NAME: The Dark Energy Survey, or DES, which uses the Dark Energy Camera, called DECam
WHAT WILL THIS TELL US? Because gravity causes mass to attract other mass, over time, this gravitational pull should slow the universe’s expansion. Instead, the universe is accelerating: Galaxies are speeding away from each other faster and faster. DES aims to help pin down the cause of this acceleration. Theorists offer two possibilities: Either three-quarters of the universe is dark energy, which causes a type of anti-gravity, or gravity itself behaves differently on cosmic scales than Einstein thought it did. The answer will determine the fate of the universe. If Einstein was correct, the expansion of the universe will continue to speed up, and in 100 billion years the observable universe will be almost empty of galaxies or will have ripped apart.
To find clues to the characteristics of dark energy, DES also will trace the history of the expanding universe roughly three-quarters of the way back to the time of the Big Bang. It will do this by measuring the distribution of galaxies throughout space, how the gravity of dark matter distorts their shapes, how galaxies cluster and the brightness of exploding stars called supernovae.
WHY IS THIS EXPERIMENT NEEDED NOW? Research during the last decade using different methods has confirmed that the expansion rate of the universe is speeding up. The next step is to understand why the expansion rate of the universe is accelerating---its physical cause.
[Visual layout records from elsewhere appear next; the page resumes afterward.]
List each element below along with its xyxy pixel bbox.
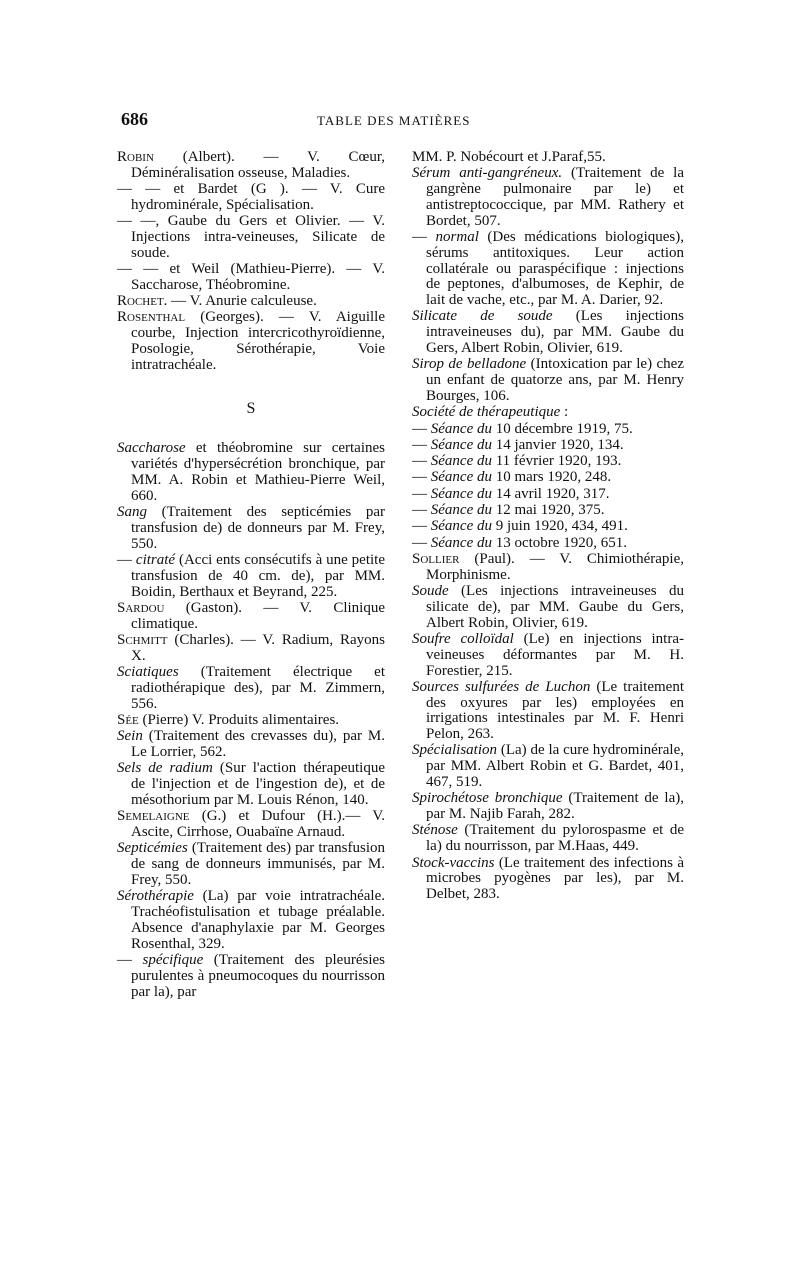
- entry-headword: Sources sulfurées de Luchon: [412, 678, 591, 695]
- index-entry: [412, 743, 684, 790]
- entry-headword: Schmitt: [117, 632, 168, 649]
- index-entry: [412, 519, 684, 535]
- entry-headword: Rosenthal: [117, 309, 186, 326]
- entry-headword: Sérum anti-gangréneux.: [412, 165, 563, 182]
- entry-headword: — Séance du: [412, 485, 492, 502]
- index-entry: [412, 632, 684, 679]
- page-header: [121, 109, 691, 135]
- entry-headword: Saccharose: [117, 440, 186, 457]
- entry-text: (Gaston). — V. Clinique climatique.: [131, 599, 385, 632]
- entry-text: (Le traitement des oxyures par les) employées en irrigations intestinales par M. F. Henri Pelon, 263.: [426, 678, 684, 743]
- index-entry: [117, 150, 385, 182]
- entry-text: — — et Weil (Mathieu-Pierre). — V. Saccharose, Théobromine.: [117, 261, 385, 293]
- index-entry: [412, 856, 684, 903]
- entry-text: 13 octobre 1920, 651.: [491, 534, 627, 551]
- index-entry: [412, 680, 684, 743]
- entry-headword: Sardou: [117, 599, 165, 616]
- page-number: 686: [121, 109, 148, 129]
- entry-headword: Robin: [117, 149, 154, 165]
- section-letter: S: [246, 399, 256, 417]
- index-entry: [117, 505, 385, 552]
- entry-text: 10 décembre 1919, 75.: [491, 420, 633, 437]
- entry-text: 9 juin 1920, 434, 491.: [491, 518, 628, 535]
- index-entry: [117, 294, 385, 310]
- entry-headword: — Séance du: [412, 420, 492, 437]
- entry-headword: Sée: [117, 712, 139, 728]
- entry-text: 12 mai 1920, 375.: [491, 502, 605, 519]
- index-entry: [117, 633, 385, 665]
- entry-headword: Sérothérapie: [117, 888, 194, 905]
- index-entry: [412, 823, 684, 855]
- entry-headword: — normal: [412, 228, 479, 245]
- entry-headword: Soufre colloïdal: [412, 630, 514, 647]
- entry-headword: Silicate de soude: [412, 308, 553, 325]
- right-entries: [412, 150, 684, 903]
- entry-headword: Semelaigne: [117, 808, 190, 825]
- entry-headword: Sciatiques: [117, 664, 179, 681]
- entry-text: (Sur l'action thérapeutique de l'injection et de l'ingestion de), et de mésothorium par M. Louis Rénon, 140.: [131, 760, 385, 808]
- index-entry: [412, 405, 684, 421]
- entry-text: . — V. Anurie calculeuse.: [163, 293, 317, 310]
- entry-text: (G.) et Dufour (H.).— V. Ascite, Cirrhose, Ouabaïne Arnaud.: [131, 808, 385, 841]
- index-entry: [412, 536, 684, 552]
- entry-headword: Soude: [412, 583, 449, 600]
- entry-text: (Les injections intraveineuses du silicate de), par MM. Gaube du Gers, Albert Robin, Olivier, 619.: [426, 583, 684, 631]
- entry-headword: — Séance du: [412, 502, 492, 519]
- entry-text: 11 février 1920, 193.: [491, 453, 622, 470]
- entry-text: — — et Bardet (G ). — V. Cure hydrominérale, Spécialisation.: [117, 181, 385, 213]
- index-entry: [117, 441, 385, 504]
- entry-text: (La) de la cure hydrominérale, par MM. Albert Robin et G. Bardet, 401, 467, 519.: [426, 742, 684, 791]
- entry-headword: — Séance du: [412, 469, 492, 486]
- index-entry: [117, 809, 385, 841]
- left-entries-after: [117, 441, 385, 1000]
- entry-headword: Septicémies: [117, 840, 188, 857]
- entry-text: (Acci ents consécutifs à une petite transfusion de 40 cm. de), par MM. Boidin, Berthaux et Beyrand, 225.: [131, 552, 386, 600]
- index-entry: [117, 214, 385, 261]
- entry-text: (Georges). — V. Aiguille courbe, Injection intercricothyroïdienne, Posologie, Sérothérapie, Voie intratrachéale.: [131, 309, 385, 373]
- entry-text: 10 mars 1920, 248.: [491, 469, 612, 486]
- entry-headword: — Séance du: [412, 534, 492, 551]
- index-entry: [412, 584, 684, 631]
- entry-headword: — citraté: [117, 552, 176, 569]
- entry-headword: — Séance du: [412, 518, 492, 535]
- index-entry: [412, 487, 684, 503]
- index-entry: [412, 791, 684, 823]
- index-entry: [117, 182, 385, 214]
- entry-text: (La) par voie intratrachéale. Trachéofistulisation et tubage préalable. Absence d'anaphylaxie par M. Georges Rosenthal, 329.: [131, 888, 385, 952]
- entry-headword: Sténose: [412, 822, 458, 839]
- index-entry: [412, 357, 684, 404]
- index-entry: [117, 953, 385, 1000]
- entry-text: 14 janvier 1920, 134.: [491, 436, 624, 453]
- index-entry: [412, 422, 684, 438]
- index-entry: [412, 454, 684, 470]
- entry-text: (Charles). — V. Radium, Rayons X.: [131, 632, 385, 664]
- entry-text: (Traitement électrique et radiothérapique des), par M. Zimmern, 556.: [131, 664, 385, 712]
- index-entry: [412, 230, 684, 309]
- entry-text: (Les injections intraveineuses du), par MM. Gaube du Gers, Albert Robin, Olivier, 619.: [426, 308, 684, 357]
- entry-headword: Sein: [117, 728, 143, 745]
- index-entry: [412, 438, 684, 454]
- left-column: [117, 150, 385, 1001]
- index-entry: [412, 150, 684, 166]
- index-entry: [117, 729, 385, 761]
- entry-text: (Albert). — V. Cœur, Déminéralisation osseuse, Maladies.: [131, 149, 385, 181]
- entry-text: (Traitement des crevasses du), par M. Le Lorrier, 562.: [131, 728, 385, 761]
- entry-headword: Stock-vaccins: [412, 854, 495, 871]
- entry-text: (Traitement des pleurésies purulentes à pneumocoques du nourrisson par la), par: [131, 951, 385, 1000]
- index-entry: [117, 889, 385, 952]
- index-entry: [412, 503, 684, 519]
- entry-text: (Des médications biologiques), sérums antitoxiques. Leur action collatérale ou paraspécifique : injections de peptones, d'albumoses, de Kephir, de lait de vache, etc., par M. A. Darier, 92.: [426, 228, 685, 309]
- index-entry: [412, 309, 684, 356]
- entry-text: MM. P. Nobécourt et J.Paraf,55.: [412, 149, 606, 165]
- entry-headword: Spécialisation: [412, 742, 497, 759]
- entry-text: et théobromine sur certaines variétés d'hypersécrétion bronchique, par MM. A. Robin et Mathieu-Pierre Weil, 660.: [131, 440, 385, 504]
- entry-text: (Traitement des) par transfusion de sang de donneurs immunisés, par M. Frey, 550.: [131, 840, 385, 888]
- index-entry: [117, 841, 385, 888]
- entry-text: — —, Gaube du Gers et Olivier. — V. Injections intra-veineuses, Silicate de soude.: [117, 213, 385, 261]
- entry-headword: — Séance du: [412, 436, 492, 453]
- index-entry: [412, 166, 684, 229]
- entry-text: (Intoxication par le) chez un enfant de quatorze ans, par M. Henry Bourges, 106.: [426, 356, 684, 404]
- index-entry: [117, 310, 385, 373]
- entry-text: (Traitement des septicémies par transfusion de) de donneurs par M. Frey, 550.: [131, 504, 385, 552]
- entry-text: (Le) en injections intra-veineuses déformantes par M. H. Forestier, 215.: [426, 630, 684, 679]
- index-entry: [117, 761, 385, 808]
- entry-headword: Société de thérapeutique: [412, 404, 561, 421]
- entry-headword: Sollier: [412, 550, 460, 567]
- entry-headword: Rochet: [117, 293, 164, 310]
- entry-text: (Le traitement des infections à microbes pyogènes par les), par M. Delbet, 283.: [426, 854, 684, 903]
- index-entry: [117, 665, 385, 712]
- index-entry: [117, 553, 385, 600]
- entry-headword: — spécifique: [117, 951, 204, 968]
- index-entry: [117, 262, 385, 294]
- entry-text: (Pierre) V. Produits alimentaires.: [138, 712, 340, 728]
- entry-text: :: [560, 404, 569, 421]
- entry-headword: Sels de radium: [117, 760, 213, 777]
- right-column: [412, 150, 684, 903]
- entry-headword: Sang: [117, 504, 147, 521]
- entry-text: 14 avril 1920, 317.: [491, 485, 610, 502]
- entry-headword: Sirop de belladone: [412, 356, 527, 373]
- entry-text: (Traitement de la), par M. Najib Farah, 282.: [426, 790, 684, 823]
- index-entry: [117, 601, 385, 633]
- index-entry: [412, 552, 684, 584]
- running-title: TABLE DES MATIÈRES: [317, 113, 471, 128]
- entry-text: (Paul). — V. Chimiothérapie, Morphinisme.: [426, 550, 684, 583]
- entry-text: (Traitement du pylorospasme et de la) du nourrisson, par M.Haas, 449.: [426, 822, 684, 855]
- entry-headword: Spirochétose bronchique: [412, 790, 563, 807]
- index-entry: [117, 713, 385, 729]
- left-entries-before: [117, 150, 385, 374]
- index-entry: [412, 470, 684, 486]
- entry-text: (Traitement de la gangrène pulmonaire par le) et antistreptococcique, par MM. Rathery et Bordet, 507.: [426, 165, 684, 229]
- entry-headword: — Séance du: [412, 453, 492, 470]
The answer is likely to change our understanding of the behavior of the natural forces, such as gravity, that cause everything in the world to interact.
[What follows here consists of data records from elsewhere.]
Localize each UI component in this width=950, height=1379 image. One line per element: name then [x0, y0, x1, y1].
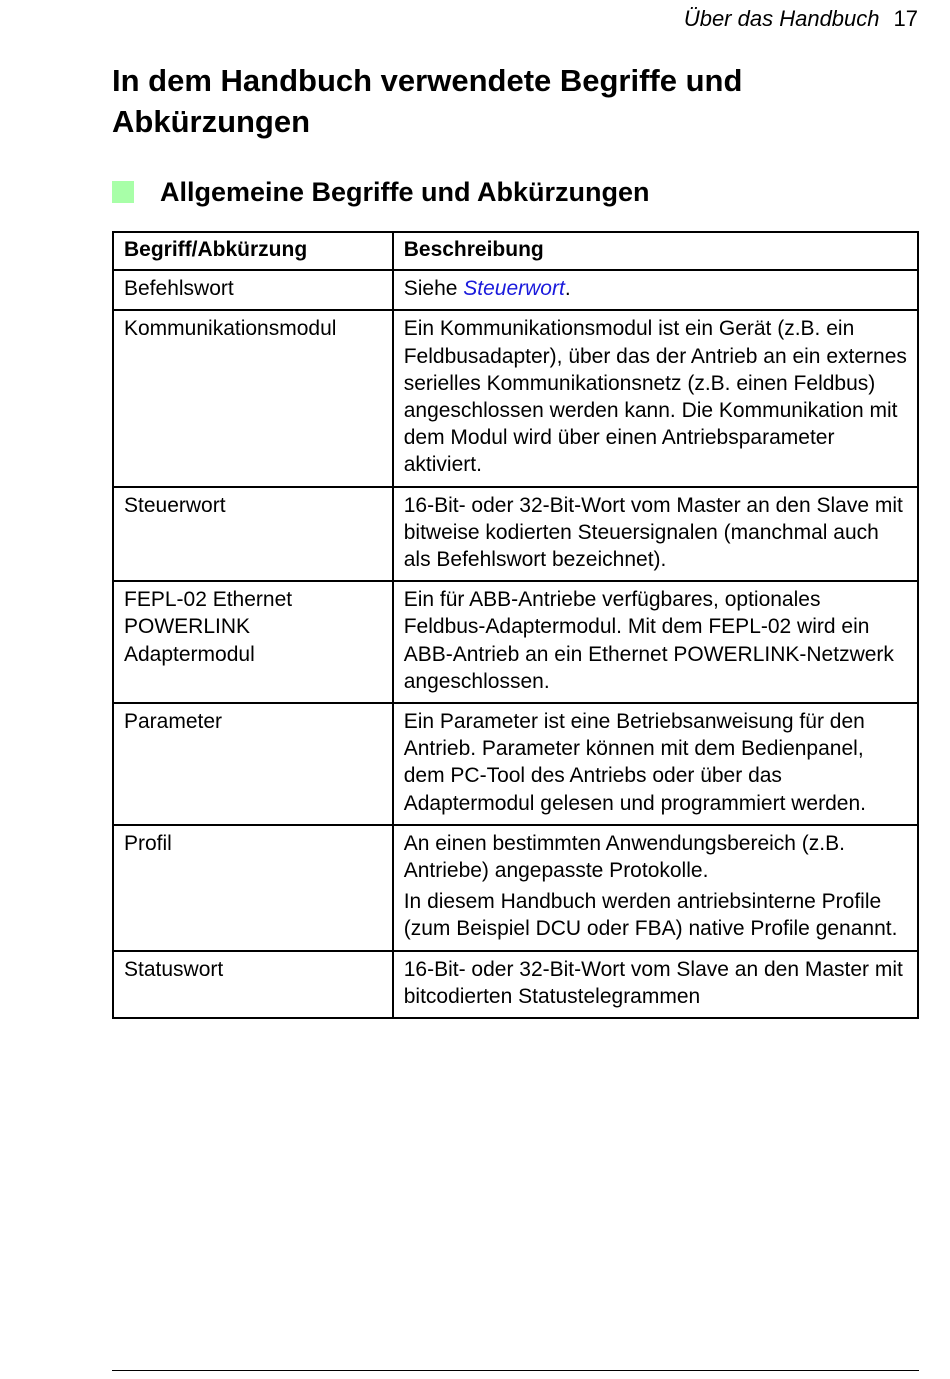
- term-cell: Profil: [113, 825, 393, 951]
- description-cell: [393, 581, 918, 703]
- description-text: 16-Bit- oder 32-Bit-Wort vom Master an den Slave mit bitweise kodierten Steuersignalen (manchmal auch als Befehlswort bezeichnet).: [403, 493, 903, 572]
- term-cell: Statuswort: [113, 951, 393, 1018]
- section-marker-square-icon: [112, 181, 134, 203]
- terms-table-body: [113, 270, 918, 1018]
- column-header-description: Beschreibung: [393, 232, 918, 270]
- description-paragraph: [404, 315, 907, 478]
- description-text: Ein Parameter ist eine Betriebsanweisung für den Antrieb. Parameter können mit dem Bedienpanel, dem PC-Tool des Antriebs oder über das Adaptermodul gelesen und programmiert werden.: [403, 710, 866, 815]
- table-header-row: [113, 232, 918, 270]
- section-heading: [112, 174, 650, 210]
- table-row: [113, 581, 918, 703]
- term-cell: Parameter: [113, 703, 393, 825]
- cross-reference-link[interactable]: Steuerwort: [463, 277, 565, 301]
- table-row: [113, 487, 918, 582]
- terms-table: [112, 231, 919, 1019]
- description-cell: [393, 487, 918, 582]
- table-row: [113, 270, 918, 310]
- table-row: [113, 825, 918, 951]
- description-text: An einen bestimmten Anwendungsbereich (z.B. Antriebe) angepasste Protokolle.: [403, 831, 845, 883]
- description-paragraph: [404, 708, 907, 817]
- table-row: [113, 951, 918, 1018]
- page-title: In dem Handbuch verwendete Begriffe und Abkürzungen: [112, 63, 743, 139]
- term-cell: FEPL-02 Ethernet POWERLINK Adaptermodul: [113, 581, 393, 703]
- description-cell: [393, 270, 918, 310]
- description-paragraph: [404, 492, 907, 574]
- description-paragraph: [404, 888, 907, 942]
- description-text: In diesem Handbuch werden antriebsinterne Profile (zum Beispiel DCU oder FBA) native Profile genannt.: [403, 890, 898, 941]
- section-title: Allgemeine Begriffe und Abkürzungen: [160, 176, 650, 207]
- running-header-section: Über das Handbuch: [683, 6, 880, 31]
- page-number: 17: [893, 6, 918, 31]
- description-paragraph: [404, 586, 907, 695]
- column-header-term: Begriff/Abkürzung: [113, 232, 393, 270]
- description-paragraph: [404, 275, 907, 302]
- table-row: [113, 703, 918, 825]
- description-cell: [393, 310, 918, 486]
- description-paragraph: [404, 830, 907, 884]
- running-header: [684, 6, 918, 32]
- term-cell: Steuerwort: [113, 487, 393, 582]
- description-paragraph: [404, 956, 907, 1010]
- footer-divider: [112, 1370, 919, 1371]
- description-text: .: [564, 277, 571, 301]
- table-row: [113, 310, 918, 486]
- description-text: Ein Kommunikationsmodul ist ein Gerät (z.B. ein Feldbusadapter), über das der Antrieb an ein externes serielles Kommunikationsnetz (z.B. einen Feldbus) angeschlossen werden kann. Die Kommunikation mit dem Modul wird über einen Antriebsparameter aktiviert.: [403, 317, 907, 477]
- term-cell: Befehlswort: [113, 270, 393, 310]
- description-text: 16-Bit- oder 32-Bit-Wort vom Slave an den Master mit bitcodierten Statustelegrammen: [403, 957, 903, 1008]
- description-cell: [393, 951, 918, 1018]
- description-text: Ein für ABB-Antriebe verfügbares, optionales Feldbus-Adaptermodul. Mit dem FEPL-02 wird ein ABB-Antrieb an ein Ethernet POWERLINK-Netzwerk angeschlossen.: [403, 588, 894, 693]
- description-text: Siehe: [403, 277, 464, 301]
- term-cell: Kommunikationsmodul: [113, 310, 393, 486]
- description-cell: [393, 703, 918, 825]
- description-cell: [393, 825, 918, 951]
WHAT IS DES LOOKING FOR? DES will survey about one-tenth of the sky, or 5,000 square degrees, to measure 300 million galaxies and carry out repeat surveys over a smaller portion of the sky to discover thousands of supernovae.
FUNDED BY: DOE, NSF, non-U.S. funding agencies and participating institutions
NUMBER OF COLLABORATORS: More than 120 scientists, plus students and postdocs
U.S. COLLABORATING INSTITUTIONS: Four national labs, eight universities, one national observatory
NON-US COLLABORATING INSTITUTIONS: 13 universities and research centers (Germany, Brazil, UK, Spain)
STATUS: Final construction and testing of DECam is underway; part shipments to Chile set for September 2010 through June 2011.
LIFESPAN OF EXPERIMENT: Starting in 2012 and continuing for five years.